The S&P/ASX 200 index rose 0.6 per cent, or 35.237 points, to 5,882 by 0040 GMT, on track to mark its fifth straight session of gains. It closed up 0.6 per cent on Monday.
Wall Street closed at record highs, and copper touched a three-year peak on upbeat Chinese data, while oil prices jumped due to supply worries after Iraqi forces seized the oil-rich city of Kirkuk from Kurdish fighters.
"The global economy is looking pretty good at the moment, and commodities are doing quite well; the issues in Iraq are boosting oil," said Chris Weston, an institutional dealer with IG Markets.
The Australian benchmark index was led by financial and material stocks.
Financial stocks rose as much as 0.5 per cent to a near 11-week high, with the "Big Four" banks adding between 0.8 per cent and 1.2 per cent.
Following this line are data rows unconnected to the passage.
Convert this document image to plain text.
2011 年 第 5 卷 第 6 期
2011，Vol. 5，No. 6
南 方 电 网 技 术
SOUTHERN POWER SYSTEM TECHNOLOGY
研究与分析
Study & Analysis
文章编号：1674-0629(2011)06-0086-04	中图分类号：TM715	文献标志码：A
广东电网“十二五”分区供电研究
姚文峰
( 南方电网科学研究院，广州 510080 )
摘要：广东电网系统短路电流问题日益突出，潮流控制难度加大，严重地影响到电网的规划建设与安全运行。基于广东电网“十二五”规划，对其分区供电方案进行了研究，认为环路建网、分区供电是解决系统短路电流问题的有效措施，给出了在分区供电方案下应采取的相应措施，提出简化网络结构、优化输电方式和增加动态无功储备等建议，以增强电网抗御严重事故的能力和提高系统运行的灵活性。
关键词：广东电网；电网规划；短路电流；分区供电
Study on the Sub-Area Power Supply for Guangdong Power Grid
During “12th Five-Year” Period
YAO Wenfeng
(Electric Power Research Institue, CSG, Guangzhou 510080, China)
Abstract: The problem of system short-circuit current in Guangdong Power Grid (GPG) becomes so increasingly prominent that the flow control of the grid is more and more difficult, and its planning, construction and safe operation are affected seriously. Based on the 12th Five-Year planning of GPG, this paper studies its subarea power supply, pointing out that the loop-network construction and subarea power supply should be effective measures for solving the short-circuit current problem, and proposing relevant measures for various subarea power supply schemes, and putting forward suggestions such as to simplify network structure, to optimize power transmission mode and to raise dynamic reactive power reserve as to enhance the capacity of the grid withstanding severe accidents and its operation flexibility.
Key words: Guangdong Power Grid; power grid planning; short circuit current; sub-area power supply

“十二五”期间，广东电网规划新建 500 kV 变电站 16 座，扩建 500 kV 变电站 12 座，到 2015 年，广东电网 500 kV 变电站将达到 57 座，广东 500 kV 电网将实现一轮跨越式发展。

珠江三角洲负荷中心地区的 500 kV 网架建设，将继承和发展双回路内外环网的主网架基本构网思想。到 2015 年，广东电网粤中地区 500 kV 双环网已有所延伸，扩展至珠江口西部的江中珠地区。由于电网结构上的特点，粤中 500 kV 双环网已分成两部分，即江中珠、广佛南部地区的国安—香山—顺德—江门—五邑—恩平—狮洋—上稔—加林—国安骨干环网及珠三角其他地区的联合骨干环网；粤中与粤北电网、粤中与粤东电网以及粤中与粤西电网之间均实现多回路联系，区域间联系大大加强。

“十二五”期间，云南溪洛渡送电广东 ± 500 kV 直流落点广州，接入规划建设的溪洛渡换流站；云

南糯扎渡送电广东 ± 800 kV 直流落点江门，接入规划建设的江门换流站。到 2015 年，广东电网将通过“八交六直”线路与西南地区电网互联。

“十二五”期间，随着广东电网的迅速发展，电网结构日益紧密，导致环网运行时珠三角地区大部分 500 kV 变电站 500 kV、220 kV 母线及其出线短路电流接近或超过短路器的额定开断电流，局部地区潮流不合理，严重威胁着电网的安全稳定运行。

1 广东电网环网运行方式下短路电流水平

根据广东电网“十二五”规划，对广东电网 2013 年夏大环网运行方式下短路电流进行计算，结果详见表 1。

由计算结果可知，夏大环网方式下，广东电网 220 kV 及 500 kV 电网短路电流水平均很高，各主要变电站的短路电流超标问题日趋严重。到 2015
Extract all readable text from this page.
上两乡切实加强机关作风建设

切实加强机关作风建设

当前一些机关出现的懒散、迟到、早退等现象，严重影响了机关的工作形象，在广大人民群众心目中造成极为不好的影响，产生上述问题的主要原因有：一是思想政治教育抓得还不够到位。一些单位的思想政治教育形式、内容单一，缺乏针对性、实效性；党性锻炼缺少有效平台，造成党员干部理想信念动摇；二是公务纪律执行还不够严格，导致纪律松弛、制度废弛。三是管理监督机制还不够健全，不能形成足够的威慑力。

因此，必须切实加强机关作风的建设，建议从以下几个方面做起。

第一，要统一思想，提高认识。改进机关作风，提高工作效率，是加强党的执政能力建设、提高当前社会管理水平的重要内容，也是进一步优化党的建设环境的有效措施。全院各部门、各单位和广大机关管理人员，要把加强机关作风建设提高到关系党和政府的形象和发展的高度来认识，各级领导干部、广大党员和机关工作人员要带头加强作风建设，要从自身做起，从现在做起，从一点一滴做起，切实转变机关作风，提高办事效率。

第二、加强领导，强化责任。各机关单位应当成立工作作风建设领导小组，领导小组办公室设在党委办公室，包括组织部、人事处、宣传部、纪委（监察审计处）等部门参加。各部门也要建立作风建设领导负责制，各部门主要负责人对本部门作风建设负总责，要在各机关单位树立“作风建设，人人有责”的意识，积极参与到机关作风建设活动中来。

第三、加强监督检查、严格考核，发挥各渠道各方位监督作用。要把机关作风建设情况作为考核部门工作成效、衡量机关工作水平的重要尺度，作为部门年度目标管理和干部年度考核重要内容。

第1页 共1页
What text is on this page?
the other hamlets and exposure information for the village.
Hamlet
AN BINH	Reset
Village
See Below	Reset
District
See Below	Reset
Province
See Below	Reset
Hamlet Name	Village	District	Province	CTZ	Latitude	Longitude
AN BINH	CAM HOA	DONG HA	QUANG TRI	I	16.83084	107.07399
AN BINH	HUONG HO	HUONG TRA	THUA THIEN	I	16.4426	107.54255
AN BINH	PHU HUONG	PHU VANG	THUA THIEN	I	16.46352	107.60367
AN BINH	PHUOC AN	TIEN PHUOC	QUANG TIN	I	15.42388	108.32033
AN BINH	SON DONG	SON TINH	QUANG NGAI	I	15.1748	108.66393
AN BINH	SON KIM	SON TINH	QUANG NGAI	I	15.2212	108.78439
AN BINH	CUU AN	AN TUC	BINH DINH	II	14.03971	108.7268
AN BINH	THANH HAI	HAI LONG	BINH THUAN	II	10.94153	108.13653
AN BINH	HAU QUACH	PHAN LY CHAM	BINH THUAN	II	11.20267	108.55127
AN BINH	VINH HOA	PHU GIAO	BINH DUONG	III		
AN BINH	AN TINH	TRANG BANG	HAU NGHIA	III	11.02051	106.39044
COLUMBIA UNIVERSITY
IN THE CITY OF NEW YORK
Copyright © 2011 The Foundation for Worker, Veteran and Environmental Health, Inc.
"China reported some surprise inflation numbers and it is going to run the risk of exposing its inflation to other parts of the world," said Mr Weston.
"There is the risk that we could be unprepared for some rate hikes next year. People are expressing this through reflation trade, which means buying banks." China's producer price inflation unexpectedly accelerated to a six-month high in September.
Australia and New Zealand Banking Group, which sold its pension unit to financial services firm IOOF Holdings on Tuesday, rose as much as 0.4 per cent to a four-week high.
The mining and materials index climbed as much as 0.9 per cent, with Rio Tinto Ltd hitting its highest in over four years after it reported a 6 per cent jump in third-quarter iron ore shipments.
Gold miner Independence Group NL was the biggest gainer on the main index, up as much as 6.1 per cent to nearly an 8-month high.
New Zealand's benchmark S&P/NZX 50 index fell 0.2 per cent, or 14.47 points to 8,076.48.
The country's inflation rate rose more than expected in the third quarter to overtake central bank forecasts, but analysts said it was unlikely to alter the bank's determination to keep rates on hold for years.
Information technology, healthcare and telecom stocks pulled the index down.
Software company Xero Ltd fell as much as 4.4 per cent and was the biggest loser on the main index.